The Captain referred to Mr Albert Stanley and said that he would dare him to meet face to face and make the same remarks to him that he had made behind his back. He claimed that Stanley had asserted that he opposed their receiving a wage on October 1st, which was due on January 1st. He had advocated it, and it was an act of grace on the part of the employers to give the advance at once. The Captain also complained that during the strike of 1893 he was stated to have said that ‘he would make the Colliers eat grass’ …Mr Stanley reminded him of a man with two suits, a Sunday suit and a weekday-suit.
There was an exchange of letters in the Lichfield Mercury in which Albert noted Harrison’s remarks. He said that his opposition to the Captain was from a miner’s point of view, on account of his opposition to the Eight Hours Bill, and the attitude he had adopted to the Workmen’s Compensation Act. He defied Harrison to produce any statement that he had made that was not strictly true. He acknowledged that the Captain had proposed payment on the 1st of October, but had never had knowledge of the expression concerning the eating of grass. He also replied to being one person on Sunday, and another during the week;
‘that on Sunday I preach brotherly love, harmony and concord, but that when I put on my working suit I was a different man altogether, and that I reminded you of a man who did not always practice what he preached.’
During Albert’s time representing the miners he must have attended many Coroner’s Inquiries. At a miners inquest at Hednesford, just after his death, the acting Coroner SW Morgan referred to his death..
There were three things that stood out in Mr Stanley’s character, the first being his great sincerity. He did not think he had come across a man who was more genuinely sincere than Mr Stanley. The second was his intense zeal to promote and safeguard the interests of those whom he came to represent. He always watched over their interests with the utmost care, and he always put questions which were calculated to protect their interests.

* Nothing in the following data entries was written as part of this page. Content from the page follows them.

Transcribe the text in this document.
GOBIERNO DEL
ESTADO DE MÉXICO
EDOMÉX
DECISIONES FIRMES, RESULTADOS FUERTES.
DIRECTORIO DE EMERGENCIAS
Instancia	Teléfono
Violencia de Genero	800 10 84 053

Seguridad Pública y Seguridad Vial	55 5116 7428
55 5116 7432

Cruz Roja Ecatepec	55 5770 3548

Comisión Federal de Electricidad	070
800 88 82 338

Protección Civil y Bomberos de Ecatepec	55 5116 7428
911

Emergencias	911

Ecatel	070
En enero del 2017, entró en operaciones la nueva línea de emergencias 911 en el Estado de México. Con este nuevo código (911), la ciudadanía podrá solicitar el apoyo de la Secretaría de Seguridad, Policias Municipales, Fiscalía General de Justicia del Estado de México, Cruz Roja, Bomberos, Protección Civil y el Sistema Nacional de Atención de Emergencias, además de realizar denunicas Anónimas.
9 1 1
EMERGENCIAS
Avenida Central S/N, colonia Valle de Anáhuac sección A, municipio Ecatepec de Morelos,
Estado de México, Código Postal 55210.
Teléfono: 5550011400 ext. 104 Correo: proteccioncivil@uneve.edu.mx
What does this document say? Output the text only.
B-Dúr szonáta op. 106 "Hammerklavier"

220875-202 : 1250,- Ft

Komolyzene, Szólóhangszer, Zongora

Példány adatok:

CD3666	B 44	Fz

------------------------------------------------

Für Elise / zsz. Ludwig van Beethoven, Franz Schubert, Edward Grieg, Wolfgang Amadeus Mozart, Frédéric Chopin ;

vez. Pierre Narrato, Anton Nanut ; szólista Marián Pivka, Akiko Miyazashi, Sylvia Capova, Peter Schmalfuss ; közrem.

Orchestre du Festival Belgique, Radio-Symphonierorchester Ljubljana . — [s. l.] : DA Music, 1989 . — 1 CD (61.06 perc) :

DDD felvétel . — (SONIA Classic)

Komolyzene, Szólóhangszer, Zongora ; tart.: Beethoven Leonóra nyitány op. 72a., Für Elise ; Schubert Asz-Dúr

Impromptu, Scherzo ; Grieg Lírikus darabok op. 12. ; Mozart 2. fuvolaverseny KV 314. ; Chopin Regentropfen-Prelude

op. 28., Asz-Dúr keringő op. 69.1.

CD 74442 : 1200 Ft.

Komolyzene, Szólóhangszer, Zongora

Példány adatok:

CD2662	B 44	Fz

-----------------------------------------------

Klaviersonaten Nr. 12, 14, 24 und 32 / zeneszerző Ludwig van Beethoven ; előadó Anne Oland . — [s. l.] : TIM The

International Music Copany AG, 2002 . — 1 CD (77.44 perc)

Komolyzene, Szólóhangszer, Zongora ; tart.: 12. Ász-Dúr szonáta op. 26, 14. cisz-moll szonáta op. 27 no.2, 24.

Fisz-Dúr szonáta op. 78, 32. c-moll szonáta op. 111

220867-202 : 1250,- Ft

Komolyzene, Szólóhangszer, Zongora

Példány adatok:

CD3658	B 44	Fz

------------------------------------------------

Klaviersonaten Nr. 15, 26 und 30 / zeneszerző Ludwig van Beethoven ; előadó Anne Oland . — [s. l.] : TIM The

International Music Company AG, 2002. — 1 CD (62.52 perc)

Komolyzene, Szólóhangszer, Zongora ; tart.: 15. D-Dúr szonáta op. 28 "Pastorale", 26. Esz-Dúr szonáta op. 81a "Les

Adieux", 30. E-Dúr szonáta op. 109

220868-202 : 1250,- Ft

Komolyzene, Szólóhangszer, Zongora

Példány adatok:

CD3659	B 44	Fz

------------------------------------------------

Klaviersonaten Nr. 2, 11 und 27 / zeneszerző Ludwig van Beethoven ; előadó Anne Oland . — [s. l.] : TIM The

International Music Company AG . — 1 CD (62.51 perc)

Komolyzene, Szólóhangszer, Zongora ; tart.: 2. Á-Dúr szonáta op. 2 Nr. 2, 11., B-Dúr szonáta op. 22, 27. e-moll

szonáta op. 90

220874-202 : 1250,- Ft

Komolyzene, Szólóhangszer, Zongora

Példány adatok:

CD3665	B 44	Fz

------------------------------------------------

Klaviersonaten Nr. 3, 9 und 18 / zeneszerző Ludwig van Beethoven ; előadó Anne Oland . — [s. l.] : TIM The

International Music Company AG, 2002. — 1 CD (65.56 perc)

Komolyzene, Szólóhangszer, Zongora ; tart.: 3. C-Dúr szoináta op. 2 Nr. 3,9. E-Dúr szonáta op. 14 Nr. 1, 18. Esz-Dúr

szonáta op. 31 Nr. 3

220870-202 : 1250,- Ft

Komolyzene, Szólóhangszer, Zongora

Further, there was Mr Stanley’s fair mindedness… Adding to this Mr JR Felton (HM Inspector of Mines) said the whole of the Mines Inspectors in the Midland area deeply regretted the death of Mr. Stanley. He was a man of integrity of character and he was absolutely fair-minded.
At the end of the biography highlighted by Andy it says…
On his death it is said that there were drawn blinds in every mining village of Cannock Chase, as pit veterans and their sons alike felt they had lost a very great champion.
The funeral procession was about a quarter mile long, and tributes came from many mining districts. Rev. F.W. Henshall said…
No man has suffered more, and sacrificed more, than had Mr Stanley for the Cannock Chase district. He suffered with his men… in the great strike of 1893 he pledged his furniture, and even the books that he loved so much… he staked his all for the miners… A Stanley had died a martyr’s death and had lived a martyr’s life.